- Tulka
- Coordinates: 34°47′43″S 135°47′55″E﻿ / ﻿34.79535899°S 135.79856799°E
- Population: 126 (SAL 2016)
- Established: 2003
- Postcode(s): 5607
- Time zone: ACST (UTC+9:30)
- • Summer (DST): ACST (UTC+10:30)
- Location: 259 km (161 mi) W of Adelaide ; 10 km (6 mi) W of Port Lincoln ;
- LGA(s): District Council of Lower Eyre Peninsula
- Region: Eyre Western
- County: Flinders
- State electorate(s): Flinders
- Federal division(s): Grey
| Mean max temp | Mean min temp | Annual rainfall |
| 21.2 °C 70 °F | 11.3 °C 52 °F | 383.2 mm 15.1 in |
Suburbs around Tulka:
| Uley | Duck Ponds | Port Lincoln |
| Uley | Tulka | Port Lincoln (water body) |
| Sleaford | Sleaford | Port Lincoln (water body) |
- Footnotes: Location Adjoining localities

= Tulka, South Australia =

Tulka is a locality in the Australian state of South Australia located on the southern tip of Eyre Peninsula overlooking the western end of the body of water known as Port Lincoln and which is located 259 km west of the state capital of Adelaide and about 10 km west of the city of Port Lincoln.

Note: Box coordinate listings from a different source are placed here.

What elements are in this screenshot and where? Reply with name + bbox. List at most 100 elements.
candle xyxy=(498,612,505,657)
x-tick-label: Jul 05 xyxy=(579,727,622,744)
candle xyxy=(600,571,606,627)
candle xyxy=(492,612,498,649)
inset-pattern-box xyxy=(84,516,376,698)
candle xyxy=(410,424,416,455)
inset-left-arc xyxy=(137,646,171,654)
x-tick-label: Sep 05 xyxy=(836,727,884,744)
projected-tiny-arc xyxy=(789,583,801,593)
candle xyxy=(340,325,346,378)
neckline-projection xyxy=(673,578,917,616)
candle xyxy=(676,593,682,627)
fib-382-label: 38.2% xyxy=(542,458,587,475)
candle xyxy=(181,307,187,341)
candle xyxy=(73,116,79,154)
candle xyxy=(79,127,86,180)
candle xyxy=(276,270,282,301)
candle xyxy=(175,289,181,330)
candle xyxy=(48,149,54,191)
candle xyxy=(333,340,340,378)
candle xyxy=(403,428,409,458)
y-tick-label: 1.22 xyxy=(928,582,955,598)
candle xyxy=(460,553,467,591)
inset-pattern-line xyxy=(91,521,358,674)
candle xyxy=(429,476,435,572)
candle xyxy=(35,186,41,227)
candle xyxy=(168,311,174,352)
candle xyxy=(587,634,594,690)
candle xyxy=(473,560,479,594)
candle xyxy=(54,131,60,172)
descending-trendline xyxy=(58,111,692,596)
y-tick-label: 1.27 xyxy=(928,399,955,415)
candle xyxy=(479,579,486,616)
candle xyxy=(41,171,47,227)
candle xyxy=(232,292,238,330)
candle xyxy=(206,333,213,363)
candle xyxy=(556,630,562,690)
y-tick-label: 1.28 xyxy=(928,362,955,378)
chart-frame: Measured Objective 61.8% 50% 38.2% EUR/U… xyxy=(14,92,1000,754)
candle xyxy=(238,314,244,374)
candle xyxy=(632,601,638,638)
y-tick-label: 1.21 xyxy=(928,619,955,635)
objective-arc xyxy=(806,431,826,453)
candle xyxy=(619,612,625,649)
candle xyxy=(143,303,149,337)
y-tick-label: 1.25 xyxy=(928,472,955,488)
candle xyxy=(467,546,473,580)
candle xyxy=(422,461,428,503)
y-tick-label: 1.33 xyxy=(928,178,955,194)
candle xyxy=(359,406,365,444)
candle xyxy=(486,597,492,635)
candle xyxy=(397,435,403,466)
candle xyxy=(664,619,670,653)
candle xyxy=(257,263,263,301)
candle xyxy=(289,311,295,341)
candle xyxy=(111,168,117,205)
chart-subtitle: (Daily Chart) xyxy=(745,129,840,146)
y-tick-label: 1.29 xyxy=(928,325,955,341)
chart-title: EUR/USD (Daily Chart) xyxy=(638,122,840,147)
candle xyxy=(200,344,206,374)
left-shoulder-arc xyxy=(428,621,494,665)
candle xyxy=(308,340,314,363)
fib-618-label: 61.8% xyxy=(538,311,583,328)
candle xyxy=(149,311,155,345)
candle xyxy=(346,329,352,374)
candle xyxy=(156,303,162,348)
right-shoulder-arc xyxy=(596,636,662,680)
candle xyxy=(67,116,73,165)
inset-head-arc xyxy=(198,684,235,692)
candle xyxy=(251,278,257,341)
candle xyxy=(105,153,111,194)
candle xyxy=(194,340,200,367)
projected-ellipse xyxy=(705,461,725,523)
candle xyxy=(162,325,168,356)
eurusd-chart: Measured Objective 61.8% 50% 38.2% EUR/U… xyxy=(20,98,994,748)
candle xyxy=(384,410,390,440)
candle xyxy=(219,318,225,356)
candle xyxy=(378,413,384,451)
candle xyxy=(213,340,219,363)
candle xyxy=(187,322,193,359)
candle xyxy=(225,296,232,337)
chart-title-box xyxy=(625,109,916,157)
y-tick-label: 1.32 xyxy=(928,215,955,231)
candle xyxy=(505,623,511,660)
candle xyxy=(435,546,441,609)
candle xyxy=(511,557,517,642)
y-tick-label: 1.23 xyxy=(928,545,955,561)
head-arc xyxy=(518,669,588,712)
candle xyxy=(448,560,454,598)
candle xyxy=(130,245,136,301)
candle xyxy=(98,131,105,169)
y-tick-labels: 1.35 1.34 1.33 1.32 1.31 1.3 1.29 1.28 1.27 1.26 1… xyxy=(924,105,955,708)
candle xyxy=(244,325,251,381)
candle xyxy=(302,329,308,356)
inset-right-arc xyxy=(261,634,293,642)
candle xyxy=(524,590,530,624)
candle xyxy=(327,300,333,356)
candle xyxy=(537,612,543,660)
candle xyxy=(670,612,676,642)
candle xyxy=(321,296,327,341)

The boundaries of the locality were created in October 2003 for the “long established name.” The boundary with the locality of Sleaford was altered in both 2006 and 2011.

Land use within Tulka includes both agriculture and conservation with the latter being represented by the Lincoln Conservation Park. Land use is subject to statutory control in order to manage the aquifer system existing within Tulka and adjoining localities.

Tulka is located within the federal Division of Grey, the state electoral district of Flinders and the local government area of the District Council of Lower Eyre Peninsula.